Unfortunately, it’s tougher right now than usual to qualify for a HELOC. Banks are inundated with loan requests looking to cash out equity, and many are tightening approval requirements to control risk. If you don’t fit the profile of a reliable borrower, you may have trouble finding a willing lender.
Home Equity Loan
The borrowing climate affects home equity loans in much the same way as it affects HELOCs. Interest rates are extremely low, but lenders are tightening restrictions to deal with a rush of applications.
Because conditions are so similar, deciding between a home equity loan and a HELOC will be nearly the same challenge as before. A home equity loan has a lump-sum payout, so you’ll get the amount you applied for all at once. It’s not as easy to borrow what you don’t need.
That said, if you overestimate how much equity you want when you file your initial application, you may saddle yourself with unnecessary amounts of debt.
Lenders are also reporting a massive influx of homeowners applying to refinance their mortgages. For the week ending March 6, the number of applications was 79% above the number of the week before.
A cash-out refinance can still be a smart way of getting your equity because you’re trading one mortgage for another. But remember, as with home equity loans and HELOCs, lenders have become strict about qualification guidelines. If you’ve lost your job or are at risk of losing it, you might have a hard time getting approved.
Keep paying your bills on time so your credit score stays as high as it can be. Apply with several lenders to give yourself the best chance of approval.
If you're approved, be careful to not borrow too much. Over-borrowing invites a strain on your finances, and that’s dangerous in an uncertain economic climate.

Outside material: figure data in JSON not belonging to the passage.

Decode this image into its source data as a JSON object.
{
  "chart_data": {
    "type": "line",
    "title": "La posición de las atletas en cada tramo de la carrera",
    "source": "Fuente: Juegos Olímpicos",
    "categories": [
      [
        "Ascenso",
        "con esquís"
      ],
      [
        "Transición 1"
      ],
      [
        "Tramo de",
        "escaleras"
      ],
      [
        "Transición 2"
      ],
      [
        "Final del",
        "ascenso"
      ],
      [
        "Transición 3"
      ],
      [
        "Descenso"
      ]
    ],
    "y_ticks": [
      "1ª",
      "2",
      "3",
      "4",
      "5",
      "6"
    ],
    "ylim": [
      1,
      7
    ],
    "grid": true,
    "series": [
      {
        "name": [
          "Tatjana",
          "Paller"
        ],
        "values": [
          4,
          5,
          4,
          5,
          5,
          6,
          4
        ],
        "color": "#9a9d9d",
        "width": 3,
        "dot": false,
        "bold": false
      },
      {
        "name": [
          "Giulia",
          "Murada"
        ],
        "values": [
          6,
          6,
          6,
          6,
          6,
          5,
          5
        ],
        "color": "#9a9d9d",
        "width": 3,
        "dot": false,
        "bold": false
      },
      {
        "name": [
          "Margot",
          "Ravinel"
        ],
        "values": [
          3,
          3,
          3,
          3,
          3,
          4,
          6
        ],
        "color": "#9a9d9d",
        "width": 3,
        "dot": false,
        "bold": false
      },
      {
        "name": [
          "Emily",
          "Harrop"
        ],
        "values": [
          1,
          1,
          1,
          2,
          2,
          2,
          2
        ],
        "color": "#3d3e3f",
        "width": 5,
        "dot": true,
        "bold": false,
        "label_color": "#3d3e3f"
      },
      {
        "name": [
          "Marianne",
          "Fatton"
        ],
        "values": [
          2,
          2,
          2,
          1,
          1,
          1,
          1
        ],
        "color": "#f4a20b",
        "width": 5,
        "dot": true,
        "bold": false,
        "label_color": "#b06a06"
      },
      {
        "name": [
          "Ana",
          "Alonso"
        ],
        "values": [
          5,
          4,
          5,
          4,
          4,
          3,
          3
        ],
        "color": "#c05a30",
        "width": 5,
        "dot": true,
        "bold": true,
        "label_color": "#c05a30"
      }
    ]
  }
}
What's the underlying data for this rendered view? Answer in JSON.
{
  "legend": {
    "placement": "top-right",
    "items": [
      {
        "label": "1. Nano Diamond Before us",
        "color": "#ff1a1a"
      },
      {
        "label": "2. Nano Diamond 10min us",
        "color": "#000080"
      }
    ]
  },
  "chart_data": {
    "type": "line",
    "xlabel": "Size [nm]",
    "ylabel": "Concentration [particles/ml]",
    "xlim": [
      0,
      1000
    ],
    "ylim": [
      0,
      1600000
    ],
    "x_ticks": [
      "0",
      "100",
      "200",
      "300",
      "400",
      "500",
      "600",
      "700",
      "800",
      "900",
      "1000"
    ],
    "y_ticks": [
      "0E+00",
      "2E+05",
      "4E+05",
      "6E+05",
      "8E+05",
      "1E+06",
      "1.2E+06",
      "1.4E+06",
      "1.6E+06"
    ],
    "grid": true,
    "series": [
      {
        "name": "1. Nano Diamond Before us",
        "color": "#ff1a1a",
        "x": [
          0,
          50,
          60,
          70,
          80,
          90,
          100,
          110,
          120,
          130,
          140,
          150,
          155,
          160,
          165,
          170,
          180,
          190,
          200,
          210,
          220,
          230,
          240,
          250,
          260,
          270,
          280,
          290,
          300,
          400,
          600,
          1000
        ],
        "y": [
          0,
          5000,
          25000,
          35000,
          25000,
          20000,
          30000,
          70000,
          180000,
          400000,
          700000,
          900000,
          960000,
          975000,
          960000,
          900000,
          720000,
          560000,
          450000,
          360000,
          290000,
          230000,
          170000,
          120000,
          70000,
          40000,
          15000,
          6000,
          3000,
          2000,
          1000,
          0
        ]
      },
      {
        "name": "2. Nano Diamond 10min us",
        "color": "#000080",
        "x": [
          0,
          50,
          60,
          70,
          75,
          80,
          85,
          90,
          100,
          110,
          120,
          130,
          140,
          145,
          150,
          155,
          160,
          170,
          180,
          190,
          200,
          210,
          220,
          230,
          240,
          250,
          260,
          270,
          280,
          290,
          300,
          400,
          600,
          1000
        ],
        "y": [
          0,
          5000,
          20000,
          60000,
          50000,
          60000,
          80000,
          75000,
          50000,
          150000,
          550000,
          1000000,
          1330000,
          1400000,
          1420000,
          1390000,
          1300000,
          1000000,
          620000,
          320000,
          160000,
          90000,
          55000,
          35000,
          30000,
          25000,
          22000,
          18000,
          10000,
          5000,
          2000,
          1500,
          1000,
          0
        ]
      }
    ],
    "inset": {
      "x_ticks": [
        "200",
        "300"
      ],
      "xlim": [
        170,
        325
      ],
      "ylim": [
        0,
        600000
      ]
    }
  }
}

Furthermore, if home values drop and you’ve borrowed too much of your equity, you could end up owing more than your house is worth.
Selling Your Home
Selling has always been the safest way to cash out your equity. You get the money in your pocket without an obligation to pay it back and, if you hire a good agent, it can be a fairly smooth process.
The trouble with selling your home during coronavirus is finding another place to live. The volume of listings for sales and rentals are both down as people follow recommendations to shelter in place.
The good news for possible buyers is that the prices on new listings are lower than they were last year at this time. With interest rates also down, you may be able to find a good deal on a new home, but finding that home won’t be easy.
Sell and Stay
Selling your house to get your equity may be financially safe, but it’s not the safest option health-wise during the COVID-19 crisis. Fortunately, thanks to EasyKnock, you can sell your home, access your home value with no borrowing responsibilities, and still “stay home” as recommended.
The solution is EasyKnock’s Sell and Stay program, an alternative option that allows you to sell your property and remain in place as a tenant. As long as you keep paying rent according to your sale-leaseback agreement, you can stay until you’re ready to buy back your property or move.
You don’t even have to think about that decision until the crisis has passed.
Thinking about how to tap your home equity is smart when you’re worried about paying, but think carefully about how you do it. Consider the possibility that interest rates will go up after the crisis passes. Ask yourself if your income will be stable enough to handle loan payments.
Keep in mind that if you borrow against your equity and default, you could lose your home—and that’s not something you want to risk, especially during a pandemic. Sell and Stay is a much safer option that allows you to keep yourself and your family safe until things get better.